Volltext (verifizierbarer Originaltext)

A.

Il ressort du jugement du Tribunal criminel du 21 juin 2017 que B., né le […] 1986, et A., née en 1990, se sont rencontrés en France en décembre 2013. Cette rencontre a débouché sur des fiançailles en février 2014 et le couple s'est marié à G., en France, le 6 juin

2014. A. s’est établie en Suisse immédiatement après en faisant ménage commun avec son mari. Les époux ont rapidement connu des problèmes conjugaux et ils se sont séparés le 13 décembre 2014 lorsque A. a été mise à la porte du domicile conjugal par son mari. A. a été accueillie à C. à D.. Le couple s’est rencontré le 6 janvier 2015 afin de permettre à l’épouse de reprendre ses affaires à l’ancien domicile conjugal, à D.. À cet endroit, la situation a dégénéré et B. a tué son épouse en la saisissant au cou et l’a étranglée jusqu’à perte de connaissance, la faisant chuter au sol. Il a ensuite rempli d’eau la baignoire pour y plonger la victime afin de la noyer. Lorsqu’il a ressorti la victime de la baignoire, il lui a rasé les cheveux dans un geste d’humiliation, puis a quitté les lieux pour déplacer la voiture de son épouse qu’il a abandonnée près du foyer où celle-ci avait trouvé refuge. Il est revenu au domicile avec sa propre voiture et a déplacé le corps dans le coffre de celle-ci. Il a ensuite roulé jusqu’à H., en France, pour déposer le corps nu de la victime en bordure d’un chemin de forêt. Il a encore pratiqué des entailles sur le corps au moyen d’un couteau qu’il avait emporté à cet effet pour faire couler le sang afin d’attirer les animaux sauvages. Il a brûlé les cheveux de A., qu’il avait coupés et emportés avec lui depuis l’appartement, pour l’humilier et pour « qu’elle aille en enfer ». Il a ensuite procédé à un nettoyage minutieux de son appartement pour effacer toute trace. Le corps de A. a été découvert [...] dans la forêt de H. le 14 mars 2015. Lors de son interpellation par la police, B. a, dans un premier temps, admis avoir tué A. en décrivant de manière relativement détaillée le déroulement des faits avant de revenir sur ses aveux le 27 avril 2017. Il a alors prétexté que son épouse se prostituait et qu’il s’était auto-accusé afin de la protéger. Il a également fait parvenir une lettre anonyme, par l’intermédiaire d’un tiers, évoquant un complot de A. et sa famille. Cette dernière a également été salie par le prévenu, lors de l’instruction, qui a affirmé qu’il s’agissait d’une famille de « cinglés ». Le Tribunal criminel a retenu que B. a tué son épouse avec sang-froid, en s’acharnant sur elle, en faisant croire ensuite à une disparition et en poursuivant sa vie comme si de rien n’était. Le comportement de l’auteur, particulièrement odieux, qui a agi sans motif sérieux est celui d’un assassin montrant un mépris total de la vie humaine.
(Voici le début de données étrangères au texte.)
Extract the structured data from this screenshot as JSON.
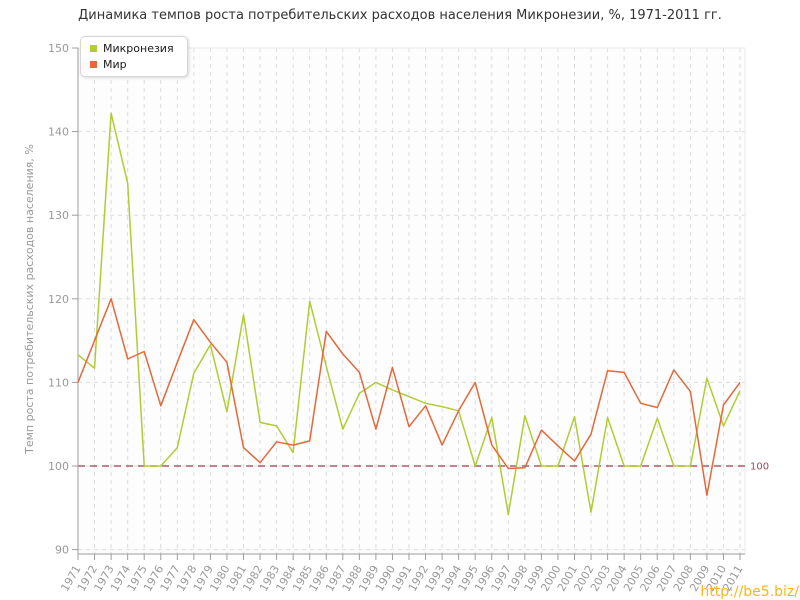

B. a été condamné pour assassinat à une peine privative de liberté de 18 ans. À la suite des appels déposés par le condamné et le Ministère public, la Cour pénale a, par arrêt du 1erfévrier 2018, jugé que la peine prononcée par les premiers juges était insuffisante et a prononcé une peine privative de liberté de 20 ans en considérant, notamment, que l’homicide, commis avec acharnement, est horrible et gratuit et que le comportement de l’auteur après les faits dénote une absence totale de considération des sentiments d’autrui et de remords.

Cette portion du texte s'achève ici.